Mehr als ein Jahr nach der schwersten Flugkatastrophe in der Geschichte Südkoreas hat die Polizei das Verkehrsministerium durchsucht. Hintergrund sind wachsende Zweifel am Umgang der Behörden mit den Ermittlungen nach dem Absturz von Jeju Air Flug 2216.
Die Maschine vom Typ Boeing 737-800 war am 29. Dezember 2024 am Muan International Airport über die Landebahn hinausgeschossen und gegen eine Betonstruktur geprallt. Von den 181 Menschen an Bord überlebten nur zwei Flugbegleiter, die sich im Heck der Maschine befanden.
Polizei sucht nach neuen Hinweisen
Ermittler durchsuchten am Freitag die Zentrale des Verkehrsministeriums in der Stadt Sejong, wie die Nachrichtenagentur Yonhap berichtete. Die Behörden hoffen, neue Hinweise zur Ursache des Unglücks zu finden und zu klären, ob staatliche Stellen den Fall korrekt behandelt haben.
Die Ergebnisse der offiziellen Untersuchung sollen bis Mitte des Jahres veröffentlicht werden. Parallel laufen mehrere weitere Untersuchungen, unter anderem durch verschiedene Behörden sowie das südkoreanische Parlament.
Neue Funde lösen Empörung aus
Zuletzt hatte ein Fund von weiteren menschlichen Überresten und persönlichen Gegenständen der Opfer für öffentliche Empörung gesorgt. Ermittler entdeckten diese in Säcken zusammen mit Trümmern, die vom Unfallort entfernt worden waren.
Angehörige der Opfer hatten bereits seit Monaten gefordert, die gesammelten Trümmer erneut zu untersuchen. Nachdem die Überreste entdeckt wurden, ordnete Präsident Lee Jae Myung eine zusätzliche Untersuchung an.
Der Präsident verlangte außerdem disziplinarische Maßnahmen gegen Verantwortliche, die für Verzögerungen bei der Bergung der Opfer verantwortlich sein könnten.
Das Verkehrsministerium entschuldigte sich zwar öffentlich, doch die Familien der Opfer wiesen die Entschuldigung zurück. Ein Vertreter der Angehörigen erklärte, die späte Reaktion fühle sich an, „als würden die Opfer ein zweites Mal getötet“.

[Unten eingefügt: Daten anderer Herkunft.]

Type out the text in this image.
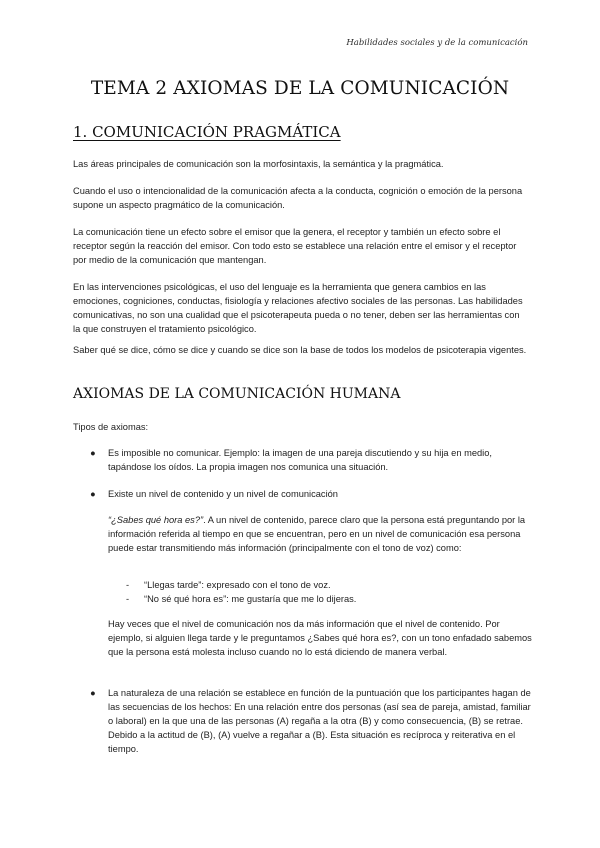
Habilidades sociales y de la comunicación
TEMA 2 AXIOMAS DE LA COMUNICACIÓN
1. COMUNICACIÓN PRAGMÁTICA

Las áreas principales de comunicación son la morfosintaxis, la semántica y la pragmática.

Cuando el uso o intencionalidad de la comunicación afecta a la conducta, cognición o emoción de la persona supone un aspecto pragmático de la comunicación.

La comunicación tiene un efecto sobre el emisor que la genera, el receptor y también un efecto sobre el receptor según la reacción del emisor. Con todo esto se establece una relación entre el emisor y el receptor por medio de la comunicación que mantengan.

En las intervenciones psicológicas, el uso del lenguaje es la herramienta que genera cambios en las emociones, cogniciones, conductas, fisiología y relaciones afectivo sociales de las personas. Las habilidades comunicativas, no son una cualidad que el psicoterapeuta pueda o no tener, deben ser las herramientas con la que construyen el tratamiento psicológico.

Saber qué se dice, cómo se dice y cuando se dice son la base de todos los modelos de psicoterapia vigentes.

AXIOMAS DE LA COMUNICACIÓN HUMANA

Tipos de axiomas:

●	Es imposible no comunicar. Ejemplo: la imagen de una pareja discutiendo y su hija en medio, tapándose los oídos. La propia imagen nos comunica una situación.
●	Existe un nivel de contenido y un nivel de comunicación

“¿Sabes qué hora es?”. A un nivel de contenido, parece claro que la persona está preguntando por la información referida al tiempo en que se encuentran, pero en un nivel de comunicación esa persona puede estar transmitiendo más información (principalmente con el tono de voz) como:

-	“Llegas tarde”: expresado con el tono de voz.
-	“No sé qué hora es”: me gustaría que me lo dijeras.

Hay veces que el nivel de comunicación nos da más información que el nivel de contenido. Por ejemplo, si alguien llega tarde y le preguntamos ¿Sabes qué hora es?, con un tono enfadado sabemos que la persona está molesta incluso cuando no lo está diciendo de manera verbal.

●	La naturaleza de una relación se establece en función de la puntuación que los participantes hagan de las secuencias de los hechos: En una relación entre dos personas (así sea de pareja, amistad, familiar o laboral) en la que una de las personas (A) regaña a la otra (B) y como consecuencia, (B) se retrae. Debido a la actitud de (B), (A) vuelve a regañar a (B). Esta situación es recíproca y reiterativa en el tiempo.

Betonstruktur könnte Katastrophe verschlimmert haben
Erste Ermittlungen hatten ergeben, dass das Flugzeug kurz vor der Landung mit einem Schwarm Zugvögel kollidiert war. Dennoch gelang es den Piloten zunächst, das Flugzeug ohne ausgefahrenes Fahrwerk auf dem Bauch zu landen und über die Landebahn zu rutschen.
Erst der Zusammenstoß mit einer Betonstruktur am Ende der Landebahn führte zu einer Explosion und einem Feuerball.
Eine Untersuchung des staatlichen Rechnungshofes ergab inzwischen, dass diese Konstruktion offenbar aus Kostengründen errichtet wurde. Statt das Gelände für das Navigationssystem zu ebnen, wurde eine erhöhte Betonstruktur gebaut.
Solche Anlagen – sogenannte Localizer-Systeme, die Piloten bei der Landung unterstützen – sollten eigentlich so konstruiert sein, dass sie bei einem Aufprall leicht nachgeben.
Simulationen zufolge hätten alle 181 Menschen an Bord möglicherweise überlebt, wenn das Flugzeug nicht gegen die massive Betonkonstruktion geprallt wäre.
Konsequenzen an Flughäfen
Nach dem Unglück entfernten die südkoreanischen Luftfahrtbehörden innerhalb eines Monats ähnliche Betonstrukturen an sieben Flughäfen im Land.